Pancit refers to noodles in Filipino cuisine, and there are oodles of noodle versions out there. The one on the menu at Janet’s is a vegetarian rendition of pancit bihon (stir-fried rice noodles with vegetables and meat, often Chinese sausage, the flavor amped up with onion, soy sauce and fish sauce). Here, one finds cabbage, baby corn and snow peas tangled among the rice noodle threads, but this dish tasted so generic as to be better described as an “Asian noodle dish” than pancit.
Whereas pancit lacked personality, chicken sisig sung with flavor. Spooning back and forth between chicken pieces seasoned with chiles, lime and onions and the accompanying white rice was highly satisfactory. What was odd, however, is that Janet’s sisig seems to be a distant cousin to its ancestor. Sisig means “sizzling,” and the dish (more frequently, it is made with pork parts rather than chicken) is usually served on a sizzling plate. Here, we must settle for a plastic partitioned plate.
Likewise, dine-in patrons will have to tolerate soup served in plastic pint containers. Then again, I won’t repeat an order for chicken tinola soup — hunks of chicken with bok choy bobbing up and down in a nondescript chicken broth.
One of the most interesting dishes is one that isn’t on the menu: cornbread. A complimentary dinner offering, it’s a Southern-Filipino fusion, a hybrid of cornbread and bibingka, a dessert made with rice and coconut milk. Moist, slightly sweet and the top nearly caramelized, it tasted more like corn cake than cornbread, but a creative way to combine two cuisines while also turning a meal ender into a starter.
Though I wouldn’t label it “Filipino,” a mango salad was bright with ripe fruit and snappy with red onion. The majority of sides, though, are Southern. Collard greens were liberally sweetened with brown sugar; black-eyed peas tasted bland and pasty; mac and cheese was tinny.
Janet’s offers canned juices like calamansi and mango, but does not offer alcohol nor has plans to do so — despite two bars in the dining room with cocktail glasses hanging overhead. One bar appears to be used more like an office. The other is cluttered with random cooking gear and boxes.
It’s hard to take seriously a restaurant that doesn’t seem interested in spiffing up the appearance of its dining space and serves eat-in guests soup in plastic pint containers. But considering Janet’s affordability (entrees cost between $10 and $13, depending on whether you want one or two sides — and the daily lunch special of an entree, lumpia, one side dish, white rice and a fountain drink is $9), it is a viable alternative to that most classic of ethnic takeout joints: Chinese.
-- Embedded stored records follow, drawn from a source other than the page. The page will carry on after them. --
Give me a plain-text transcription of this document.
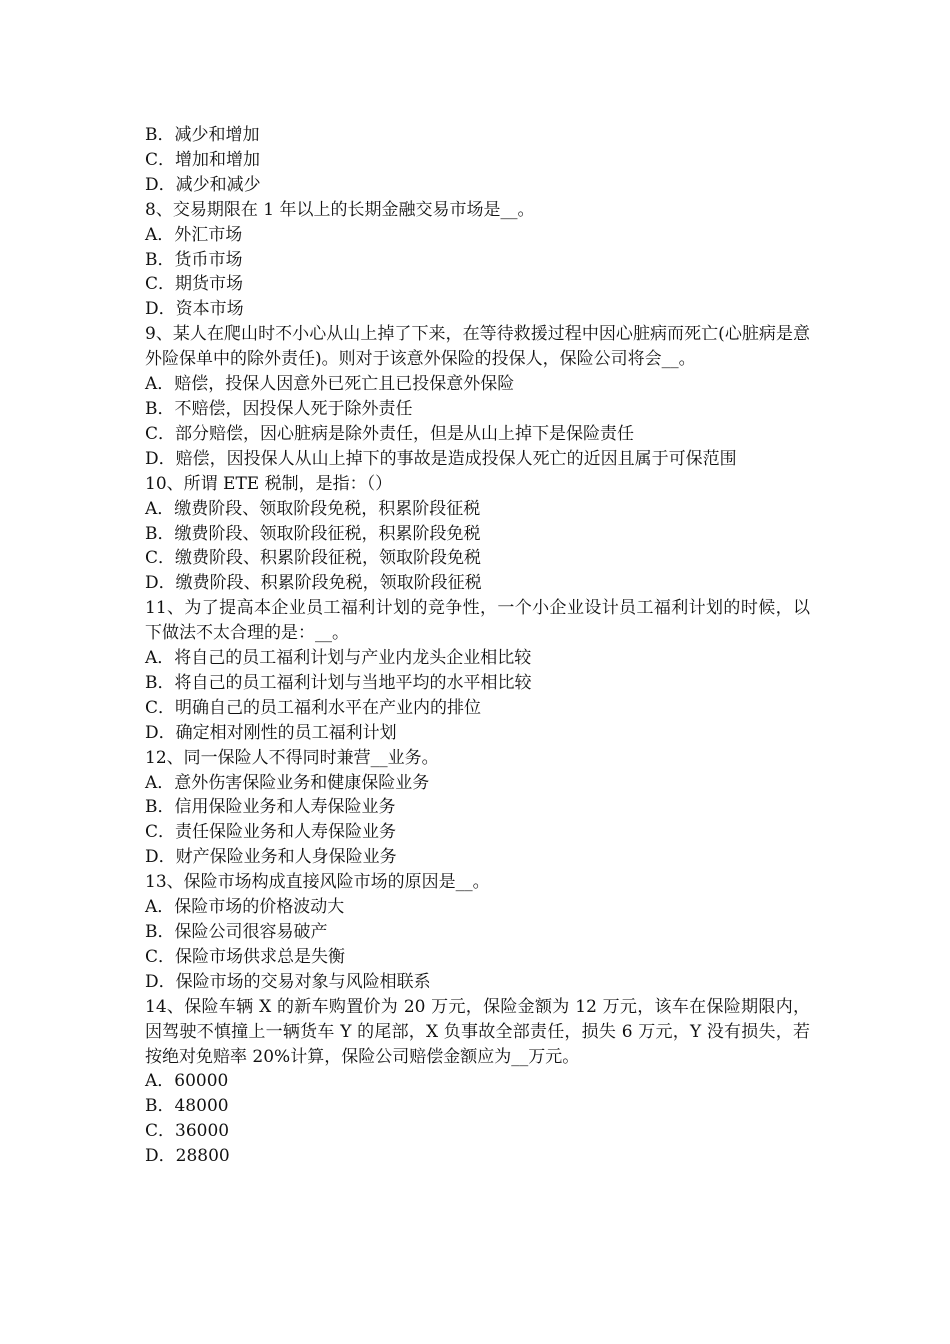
B．减少和增加

C．增加和增加

D．减少和减少

8、交易期限在 1 年以上的长期金融交易市场是__。

A．外汇市场

B．货币市场

C．期货市场

D．资本市场

9、某人在爬山时不小心从山上掉了下来，在等待救援过程中因心脏病而死亡(心脏病是意外险保单中的除外责任)。则对于该意外保险的投保人，保险公司将会__。

A．赔偿，投保人因意外已死亡且已投保意外保险

B．不赔偿，因投保人死于除外责任

C．部分赔偿，因心脏病是除外责任，但是从山上掉下是保险责任

D．赔偿，因投保人从山上掉下的事故是造成投保人死亡的近因且属于可保范围

10、所谓 ETE 税制，是指：（）

A．缴费阶段、领取阶段免税，积累阶段征税

B．缴费阶段、领取阶段征税，积累阶段免税

C．缴费阶段、积累阶段征税，领取阶段免税

D．缴费阶段、积累阶段免税，领取阶段征税

11、为了提高本企业员工福利计划的竞争性，一个小企业设计员工福利计划的时候，以下做法不太合理的是：__。

A．将自己的员工福利计划与产业内龙头企业相比较

B．将自己的员工福利计划与当地平均的水平相比较

C．明确自己的员工福利水平在产业内的排位

D．确定相对刚性的员工福利计划

12、同一保险人不得同时兼营__业务。

A．意外伤害保险业务和健康保险业务

B．信用保险业务和人寿保险业务

C．责任保险业务和人寿保险业务

D．财产保险业务和人身保险业务

13、保险市场构成直接风险市场的原因是__。

A．保险市场的价格波动大

B．保险公司很容易破产

C．保险市场供求总是失衡

D．保险市场的交易对象与风险相联系

14、保险车辆 X 的新车购置价为 20 万元，保险金额为 12 万元，该车在保险期限内，因驾驶不慎撞上一辆货车 Y 的尾部，X 负事故全部责任，损失 6 万元，Y 没有损失，若按绝对免赔率 20%计算，保险公司赔偿金额应为__万元。

A．60000

B．48000

C．36000

D．28800
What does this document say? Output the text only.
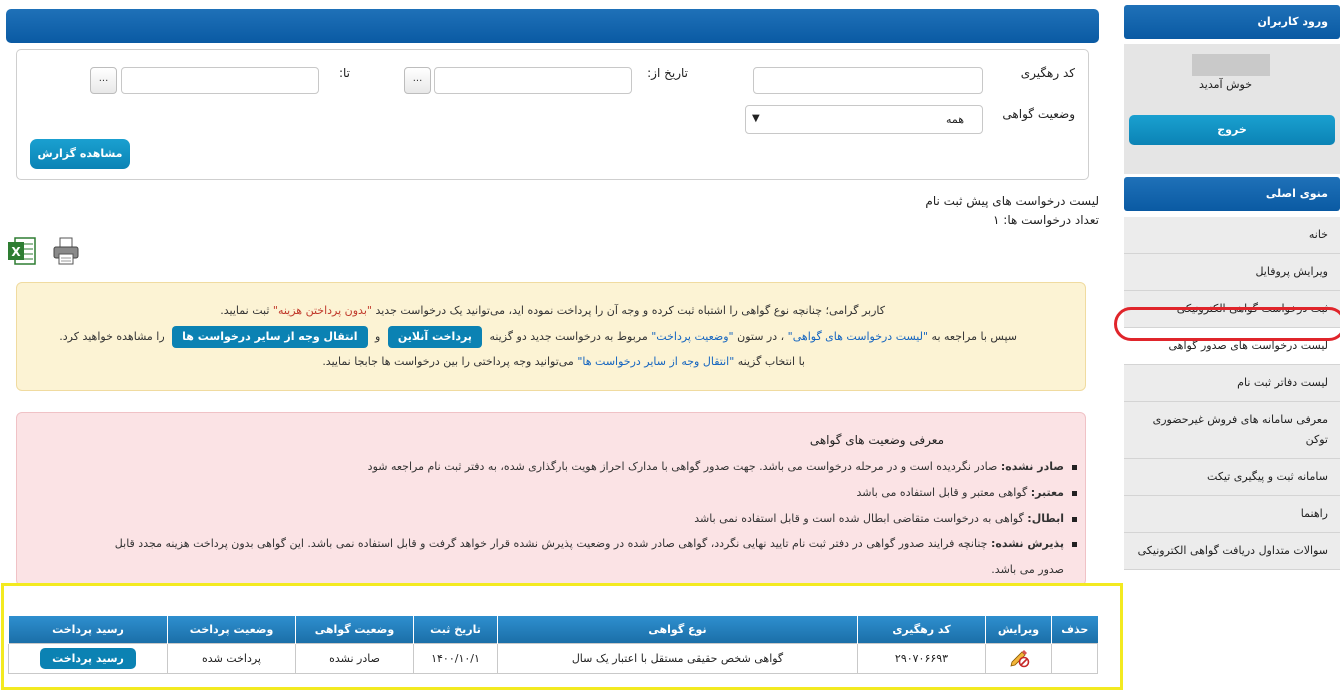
کد رهگیری
تاریخ از:
...
تا:
...
وضعیت گواهی
همه
▼
مشاهده گزارش
لیست درخواست های پیش ثبت نام
تعداد درخواست ها: ۱
X
کاربر گرامی؛ چنانچه نوع گواهی را اشتباه ثبت کرده و وجه آن را پرداخت نموده اید، می‌توانید یک درخواست جدید "بدون پرداختن هزینه" ثبت نمایید.
سپس با مراجعه به "لیست درخواست های گواهی" ، در ستون "وضعیت پرداخت" مربوط به درخواست جدید دو گزینه پرداخت آنلاین و انتقال وجه از سایر درخواست ها را مشاهده خواهید کرد.
با انتخاب گزینه "انتقال وجه از سایر درخواست ها" می‌توانید وجه پرداختی را بین درخواست ها جابجا نمایید.
معرفی وضعیت های گواهی
صادر نشده: صادر نگردیده است و در مرحله درخواست می باشد. جهت صدور گواهی با مدارک احراز هویت بارگذاری شده، به دفتر ثبت نام مراجعه شود
معتبر: گواهی معتبر و قابل استفاده می باشد
ابطال: گواهی به درخواست متقاضی ابطال شده است و قابل استفاده نمی باشد
پذیرش نشده: چنانچه فرایند صدور گواهی در دفتر ثبت نام تایید نهایی نگردد، گواهی صادر شده در وضعیت پذیرش نشده قرار خواهد گرفت و قابل استفاده نمی باشد. این گواهی بدون پرداخت هزینه مجدد قابل
صدور می باشد.
حذف	ویرایش	کد رهگیری	نوع گواهی	تاریخ ثبت	وضعیت گواهی	وضعیت پرداخت	رسید پرداخت
		۲۹۰۷۰۶۶۹۳	گواهی شخص حقیقی مستقل با اعتبار یک سال	۱۴۰۰/۱۰/۱	صادر نشده	پرداخت شده	رسید پرداخت
ورود کاربران
خوش آمدید
خروج
منوی اصلی
خانه
ویرایش پروفایل
ثبت درخواست گواهی الکترونیکی
لیست درخواست های صدور گواهی
لیست دفاتر ثبت نام
معرفی سامانه های فروش غیرحضوری توکن
سامانه ثبت و پیگیری تیکت
راهنما
سوالات متداول دریافت گواهی الکترونیکی
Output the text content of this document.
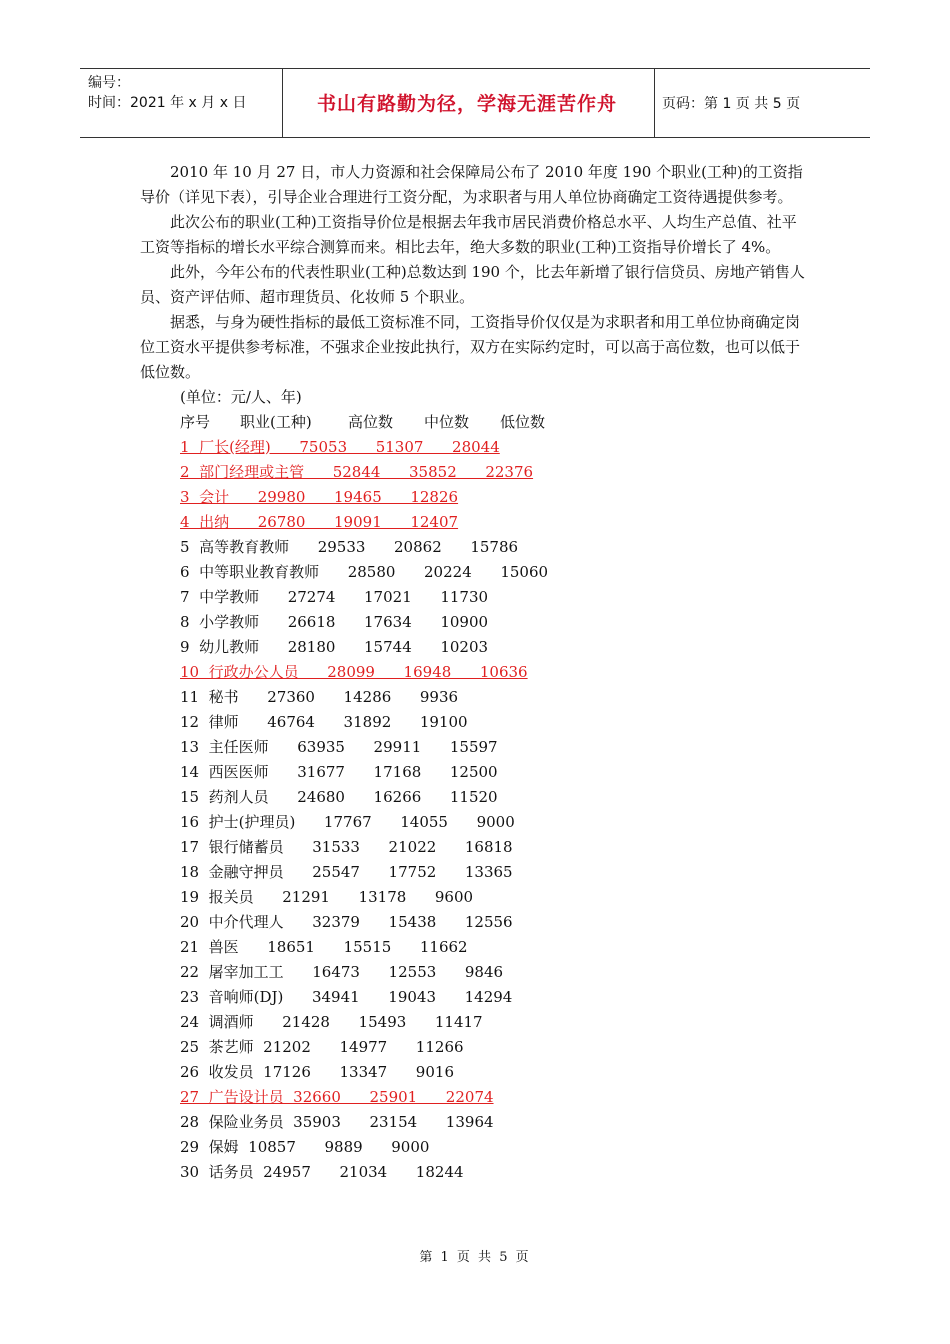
编号：
时间：2021 年 x 月 x 日	书山有路勤为径，学海无涯苦作舟	页码：第 1 页 共 5 页

2010 年 10 月 27 日，市人力资源和社会保障局公布了 2010 年度 190 个职业(工种)的工资指导价（详见下表），引导企业合理进行工资分配，为求职者与用人单位协商确定工资待遇提供参考。

此次公布的职业(工种)工资指导价位是根据去年我市居民消费价格总水平、人均生产总值、社平工资等指标的增长水平综合测算而来。相比去年，绝大多数的职业(工种)工资指导价增长了 4%。

此外，今年公布的代表性职业(工种)总数达到 190 个，比去年新增了银行信贷员、房地产销售人员、资产评估师、超市理货员、化妆师 5 个职业。

据悉，与身为硬性指标的最低工资标准不同，工资指导价仅仅是为求职者和用工单位协商确定岗位工资水平提供参考标准，不强求企业按此执行，双方在实际约定时，可以高于高位数，也可以低于低位数。

(单位：元/人、年)
序号 职业(工种) 高位数 中位数 低位数
1  厂长(经理)      75053      51307      28044
2  部门经理或主管      52844      35852      22376
3  会计      29980      19465      12826
4  出纳      26780      19091      12407
5  高等教育教师      29533      20862      15786
6  中等职业教育教师      28580      20224      15060
7  中学教师      27274      17021      11730
8  小学教师      26618      17634      10900
9  幼儿教师      28180      15744      10203
10  行政办公人员      28099      16948      10636
11  秘书      27360      14286      9936
12  律师      46764      31892      19100
13  主任医师      63935      29911      15597
14  西医医师      31677      17168      12500
15  药剂人员      24680      16266      11520
16  护士(护理员)      17767      14055      9000
17  银行储蓄员      31533      21022      16818
18  金融守押员      25547      17752      13365
19  报关员      21291      13178      9600
20  中介代理人      32379      15438      12556
21  兽医      18651      15515      11662
22  屠宰加工工      16473      12553      9846
23  音响师(DJ)      34941      19043      14294
24  调酒师      21428      15493      11417
25  茶艺师  21202      14977      11266
26  收发员  17126      13347      9016
27  广告设计员  32660      25901      22074
28  保险业务员  35903      23154      13964
29  保姆  10857      9889      9000
30  话务员  24957      21034      18244
第 1 页 共 5 页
While the menu is hardly expansive — although a follow-up call revealed that Filipino barbecue is slated to begin in late January and soul food entrees of fried catfish and smothered pork chops will debut in February — and dishes don’t always hit the mark, Janet’s Kitchen does bring a Filipino taste worth trying to Decatur.
JANET’S KITCHEN
Noon-9 p.m. Tuesdays-Saturdays, noon-8 p.m. Sundays. 1359 Clairmont Road, Decatur. 404-549-7808, janetskitchenatl.com.
Recommended dishes: pork adobo, chicken sisig.